I spent a lot of time reading books on best practice for enterprise dev and
dev in general (code complete 2, the pragmatic programmer, clean code,
Patterns of Enterprise Application Architecture, sicp, etc). My fairly diverse
range of languages, the scope of stuff I'd picked up from and built on from SE
radio, the books I'd read, and my side projects gave me a lot to talk about if
someone else knew how to program. Since I was salaried at that point, and a
data analyst, I was in contact with our BI group, and talked to the manager a
lot about coding. They were mostly using C# and .NET, so I started learning
.net, C#, and F# in my free time, which lead to more conversations. Eventually
they had an opening and the manager encouraged me to apply. I applied, they
offered me the job, and I've been a full time .net dev for about a year now.

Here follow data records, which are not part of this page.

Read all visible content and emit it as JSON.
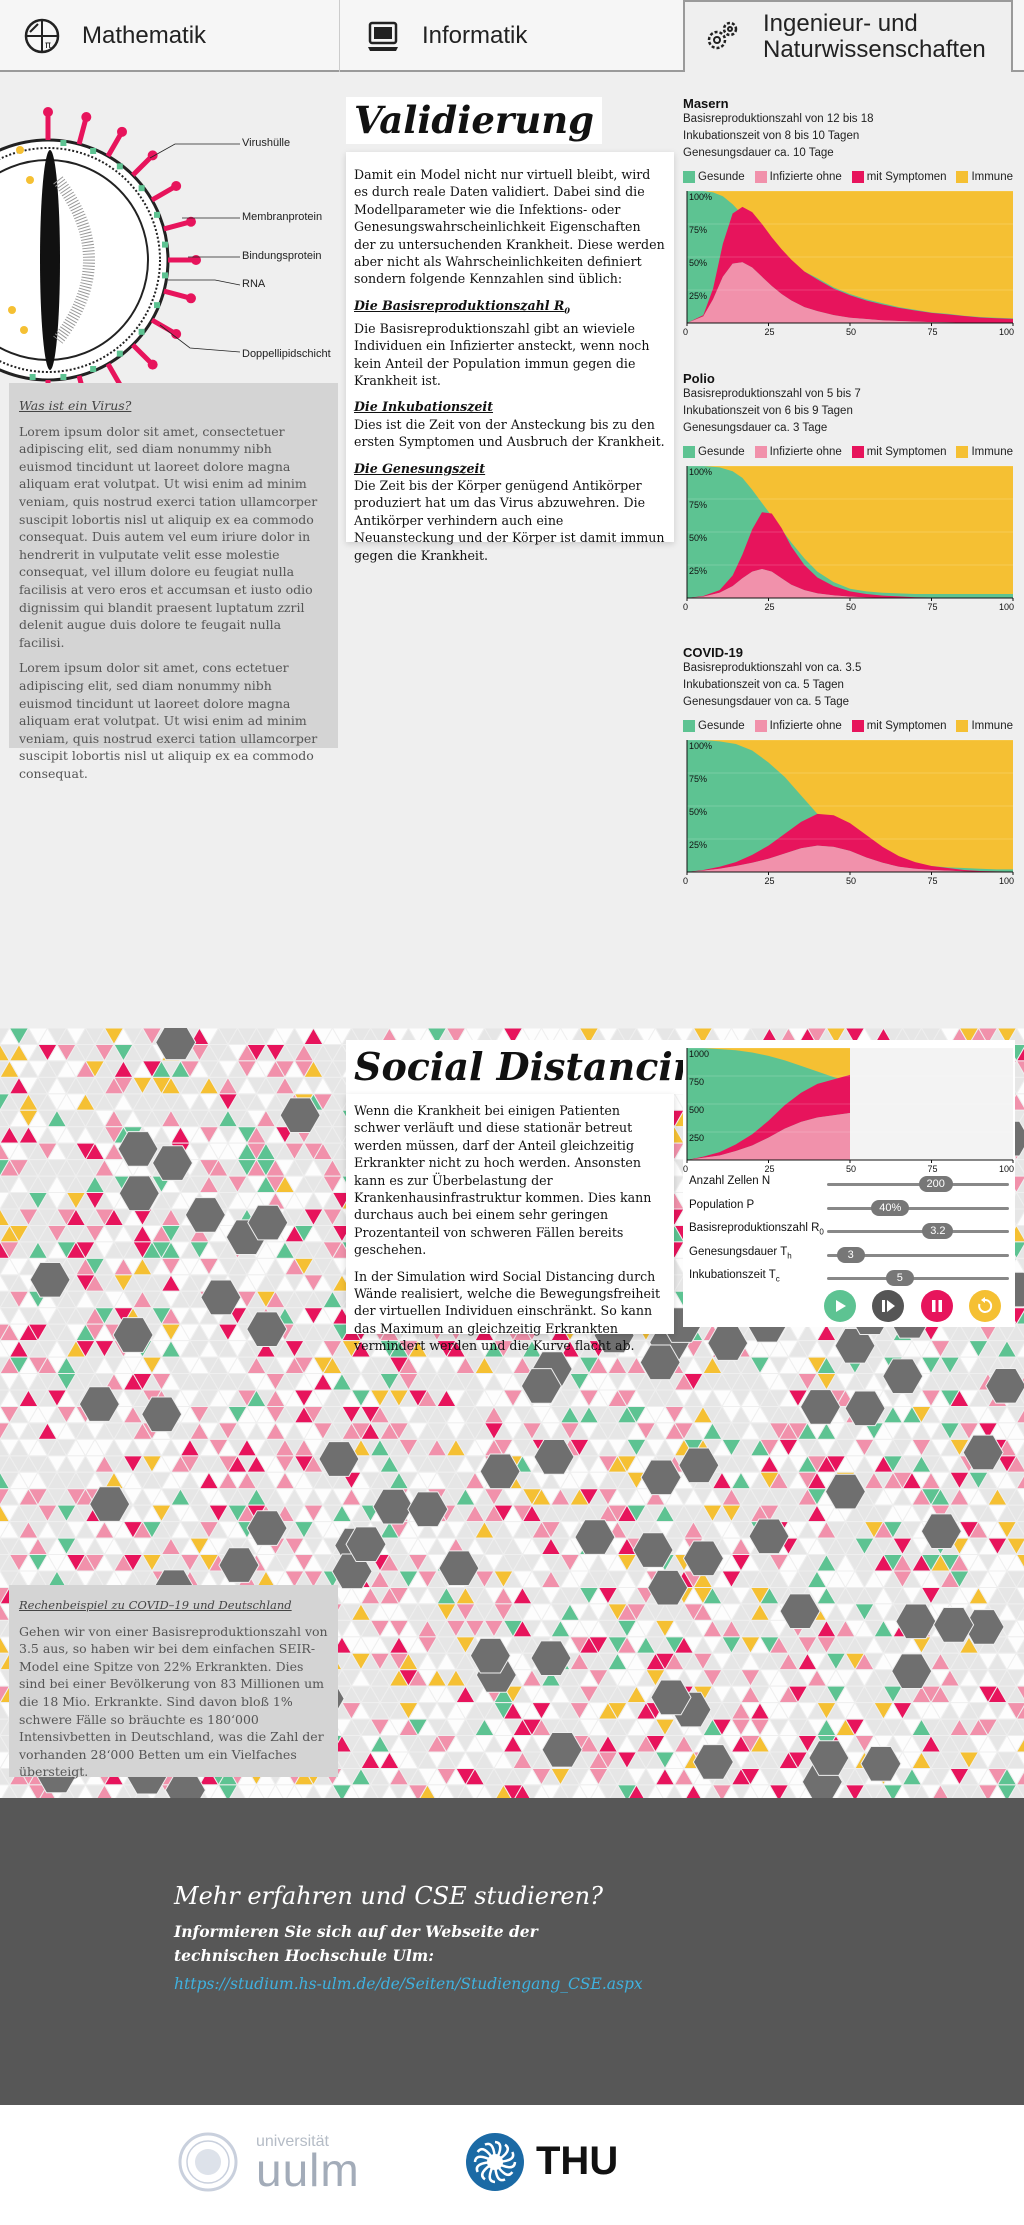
{
  "nav": {
    "tabs": [
      {
        "label": "Mathematik",
        "icon": "math-icon"
      },
      {
        "label": "Informatik",
        "icon": "computer-icon"
      },
      {
        "label_line1": "Ingenieur- und",
        "label_line2": "Naturwissenschaften",
        "icon": "gears-icon",
        "active": true
      }
    ]
  },
  "virus": {
    "labels": [
      "Virushülle",
      "Membranprotein",
      "Bindungsprotein",
      "RNA",
      "Doppellipidschicht"
    ]
  },
  "virus_box": {
    "heading": "Was ist ein Virus?",
    "p1": "Lorem ipsum dolor sit amet, consectetuer adipiscing elit, sed diam nonummy nibh euismod tincidunt ut laoreet dolore magna aliquam erat volutpat. Ut wisi enim ad minim veniam, quis nostrud exerci tation ullamcorper suscipit lobortis nisl ut aliquip ex ea commodo consequat. Duis autem vel eum iriure dolor in hendrerit in vulputate velit esse molestie consequat, vel illum dolore eu feugiat nulla facilisis at vero eros et accumsan et iusto odio dignissim qui blandit praesent luptatum zzril delenit augue duis dolore te feugait nulla facilisi.",
    "p2": "Lorem ipsum dolor sit amet, cons ectetuer adipiscing elit, sed diam nonummy nibh euismod tincidunt ut laoreet dolore magna aliquam erat volutpat. Ut wisi enim ad minim veniam, quis nostrud exerci tation ullamcorper suscipit lobortis nisl ut aliquip ex ea commodo consequat."
  },
  "validation": {
    "title": "Validierung",
    "intro": "Damit ein Model nicht nur virtuell bleibt, wird es durch reale Daten validiert. Dabei sind die Modellparameter wie die Infektions- oder Genesungswahrscheinlichkeit Eigenschaften der zu untersuchenden Krankheit. Diese werden aber nicht als Wahrscheinlichkeiten definiert sondern folgende Kennzahlen sind üblich:",
    "h1": "Die Basisreproduktionszahl R",
    "h1_sub": "0",
    "t1": "Die Basisreproduktionszahl gibt an wieviele Individuen ein Infizierter ansteckt, wenn noch kein Anteil der Population immun gegen die Krankheit ist.",
    "h2": "Die Inkubationszeit",
    "t2": "Dies ist die Zeit von der Ansteckung bis zu den ersten Symptomen und Ausbruch der Krankheit.",
    "h3": "Die Genesungszeit",
    "t3": "Die Zeit bis der Körper genügend Antikörper produziert hat um das Virus abzuwehren. Die Antikörper verhindern auch eine Neuansteckung und der Körper ist damit immun gegen die Krankheit."
  },
  "legend": [
    "Gesunde",
    "Infizierte ohne",
    "mit Symptomen",
    "Immune"
  ],
  "colors": {
    "healthy": "#5dc392",
    "infected": "#f191ab",
    "symptoms": "#e7145c",
    "immune": "#f5c033",
    "accent": "#3fb2e0"
  },
  "chart_data": [
    {
      "type": "area",
      "name": "Masern",
      "info": [
        "Basisreproduktionszahl von 12 bis 18",
        "Inkubationszeit von 8 bis 10 Tagen",
        "Genesungsdauer ca. 10 Tage"
      ],
      "x": [
        0,
        5,
        8,
        11,
        14,
        17,
        20,
        23,
        26,
        29,
        32,
        36,
        40,
        45,
        50,
        55,
        60,
        65,
        70,
        75,
        80,
        85,
        90,
        95,
        100
      ],
      "series": [
        {
          "name": "Infizierte ohne",
          "values": [
            0,
            5,
            18,
            35,
            45,
            46,
            42,
            35,
            28,
            22,
            17,
            12,
            9,
            6,
            4,
            3,
            2,
            1.5,
            1,
            0.7,
            0.5,
            0.3,
            0.2,
            0.1,
            0.1
          ]
        },
        {
          "name": "mit Symptomen",
          "values": [
            0,
            1,
            8,
            25,
            38,
            42,
            42,
            40,
            37,
            34,
            31,
            27,
            24,
            20,
            17,
            14,
            12,
            10,
            8.5,
            7,
            6,
            5,
            4,
            3.5,
            3
          ]
        },
        {
          "name": "Immune",
          "values": [
            0,
            0,
            1,
            4,
            10,
            18,
            26,
            34,
            42,
            48,
            54,
            61,
            66,
            73,
            78,
            82,
            85,
            88,
            90,
            92,
            93,
            94.5,
            95.5,
            96,
            96.5
          ]
        }
      ],
      "xlim": [
        0,
        100
      ],
      "ylim": [
        0,
        100
      ],
      "xticks": [
        "0",
        "25",
        "50",
        "75",
        "100"
      ],
      "yticks": [
        "100%",
        "75%",
        "50%",
        "25%"
      ]
    },
    {
      "type": "area",
      "name": "Polio",
      "info": [
        "Basisreproduktionszahl von 5 bis 7",
        "Inkubationszeit von 6 bis 9 Tagen",
        "Genesungsdauer ca. 3 Tage"
      ],
      "x": [
        0,
        5,
        10,
        14,
        17,
        20,
        23,
        26,
        29,
        32,
        36,
        40,
        45,
        50,
        55,
        60,
        65,
        70,
        75,
        80,
        85,
        90,
        95,
        100
      ],
      "series": [
        {
          "name": "Infizierte ohne",
          "values": [
            0,
            1,
            4,
            9,
            15,
            20,
            22,
            20,
            15,
            10,
            6,
            3.5,
            2,
            1,
            0.5,
            0.3,
            0.2,
            0.1,
            0.1,
            0,
            0,
            0,
            0,
            0
          ]
        },
        {
          "name": "mit Symptomen",
          "values": [
            0,
            0.5,
            2,
            8,
            18,
            32,
            43,
            44,
            38,
            29,
            19,
            12,
            7,
            4,
            2.5,
            1.5,
            1,
            0.5,
            0.3,
            0.2,
            0.1,
            0,
            0,
            0
          ]
        },
        {
          "name": "Immune",
          "values": [
            0,
            0,
            1,
            4,
            9,
            18,
            28,
            38,
            48,
            58,
            70,
            80,
            88,
            93,
            95,
            96,
            96.5,
            97,
            97,
            97,
            97,
            97,
            97,
            97
          ]
        }
      ],
      "xlim": [
        0,
        100
      ],
      "ylim": [
        0,
        100
      ],
      "xticks": [
        "0",
        "25",
        "50",
        "75",
        "100"
      ],
      "yticks": [
        "100%",
        "75%",
        "50%",
        "25%"
      ]
    },
    {
      "type": "area",
      "name": "COVID-19",
      "info": [
        "Basisreproduktionszahl von ca. 3.5",
        "Inkubationszeit von ca. 5 Tagen",
        "Genesungsdauer von ca. 5 Tage"
      ],
      "x": [
        0,
        5,
        10,
        15,
        20,
        25,
        30,
        35,
        40,
        45,
        50,
        55,
        60,
        65,
        70,
        75,
        80,
        85,
        90,
        95,
        100
      ],
      "series": [
        {
          "name": "Infizierte ohne",
          "values": [
            0,
            1,
            2.5,
            4.5,
            7,
            10,
            14,
            18,
            20,
            19,
            16,
            11,
            7,
            4,
            2.5,
            1.5,
            1,
            0.5,
            0.3,
            0.2,
            0.1
          ]
        },
        {
          "name": "mit Symptomen",
          "values": [
            0,
            0.5,
            1.5,
            3,
            6,
            10,
            15,
            20,
            24,
            24,
            21,
            17,
            12,
            8,
            5,
            3,
            2,
            1,
            0.5,
            0.3,
            0.2
          ]
        },
        {
          "name": "Immune",
          "values": [
            0,
            0,
            1,
            3,
            8,
            17,
            28,
            42,
            56,
            68,
            77,
            84,
            89,
            92,
            94,
            95.5,
            96.5,
            97,
            97.5,
            98,
            98
          ]
        }
      ],
      "xlim": [
        0,
        100
      ],
      "ylim": [
        0,
        100
      ],
      "xticks": [
        "0",
        "25",
        "50",
        "75",
        "100"
      ],
      "yticks": [
        "100%",
        "75%",
        "50%",
        "25%"
      ]
    },
    {
      "type": "area",
      "name": "Simulation",
      "x": [
        0,
        5,
        10,
        15,
        20,
        25,
        30,
        35,
        40,
        45,
        50
      ],
      "series": [
        {
          "name": "Infizierte ohne",
          "values": [
            0,
            2,
            4,
            8,
            13,
            20,
            28,
            34,
            38,
            40,
            42
          ]
        },
        {
          "name": "mit Symptomen",
          "values": [
            0,
            1,
            3,
            6,
            10,
            15,
            21,
            26,
            30,
            32,
            34
          ]
        },
        {
          "name": "Immune",
          "values": [
            0,
            0,
            1,
            2,
            4,
            7,
            11,
            16,
            21,
            26,
            30
          ]
        }
      ],
      "total": 1000,
      "xlim": [
        0,
        100
      ],
      "ylim": [
        0,
        1000
      ],
      "xticks": [
        "0",
        "25",
        "50",
        "75",
        "100"
      ],
      "yticks": [
        "1000",
        "750",
        "500",
        "250"
      ]
    }
  ],
  "social": {
    "title": "Social Distancing",
    "p1": "Wenn die Krankheit bei einigen Patienten schwer verläuft und diese stationär betreut werden müssen, darf der Anteil gleichzeitig Erkrankter nicht zu hoch werden. Ansonsten kann es zur Überbelastung der Krankenhausinfrastruktur kommen. Dies kann durchaus auch bei einem sehr geringen Prozentanteil von schweren Fällen bereits geschehen.",
    "p2": "In der Simulation wird Social Distancing durch Wände realisiert, welche die Bewegungsfreiheit der virtuellen Individuen einschränkt. So kann das Maximum an gleichzeitig Erkrankten vermindert werden und die Kurve flacht ab."
  },
  "sim": {
    "sliders": [
      {
        "label": "Anzahl Zellen N",
        "value": "200",
        "level": 0.58
      },
      {
        "label": "Population P",
        "value": "40%",
        "level": 0.32
      },
      {
        "label": "Basisreproduktionszahl R",
        "sub": "0",
        "value": "3.2",
        "level": 0.6
      },
      {
        "label": "Genesungsdauer T",
        "sub": "h",
        "value": "3",
        "level": 0.13
      },
      {
        "label": "Inkubationszeit T",
        "sub": "c",
        "value": "5",
        "level": 0.4
      }
    ],
    "buttons": [
      "play-icon",
      "step-icon",
      "pause-icon",
      "reset-icon"
    ]
  },
  "example": {
    "heading": "Rechenbeispiel zu COVID–19 und Deutschland",
    "text": "Gehen wir von einer Basisreproduktionszahl von 3.5 aus, so haben wir bei dem einfachen SEIR-Model eine Spitze von 22% Erkrankten. Dies sind bei einer Bevölkerung von 83 Millionen um die 18 Mio. Erkrankte. Sind davon bloß 1% schwere Fälle so bräuchte es 180‘000 Intensivbetten in Deutschland, was die Zahl der vorhanden 28‘000 Betten  um ein Vielfaches übersteigt."
  },
  "footer": {
    "heading": "Mehr erfahren und CSE studieren?",
    "line1": "Informieren Sie sich auf der Webseite der",
    "line2": "technischen Hochschule Ulm:",
    "link": "https://studium.hs-ulm.de/de/Seiten/Studiengang_CSE.aspx"
  },
  "logos": {
    "uulm_top": "universität",
    "uulm_bottom": "uulm",
    "thu": "THU"
  }
}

My biggest hurdle was being confident that I could do it. I always loved
computers, but I'd never done any real programming until I was in my mid 20's.
If you stay around places like HN, or read coding lore, you get the impression
that everyone good started when they were five. I'm not saying that
vindictively; it's just the impression I got. Things also don't seem to come
as naturally. That said, I remember the first time I thought I "got"
functions, and it was so amazing to me. It didn't click right away, but when
it did, it was really cool feeling. Then later on I started taking on more
functional languages and learned that while I "got" them, I didn't _really_
get them. And now that feels absolutely natural.

I don't feel at a disadvantage at all, because I know that I have the skills
to keep learning and adapting, and I also have the desire. It's really cool.

That's an incredibly long post, but I didn't want to leave anything out in
case it'd be helpful. If you have any questions, feel free to ask.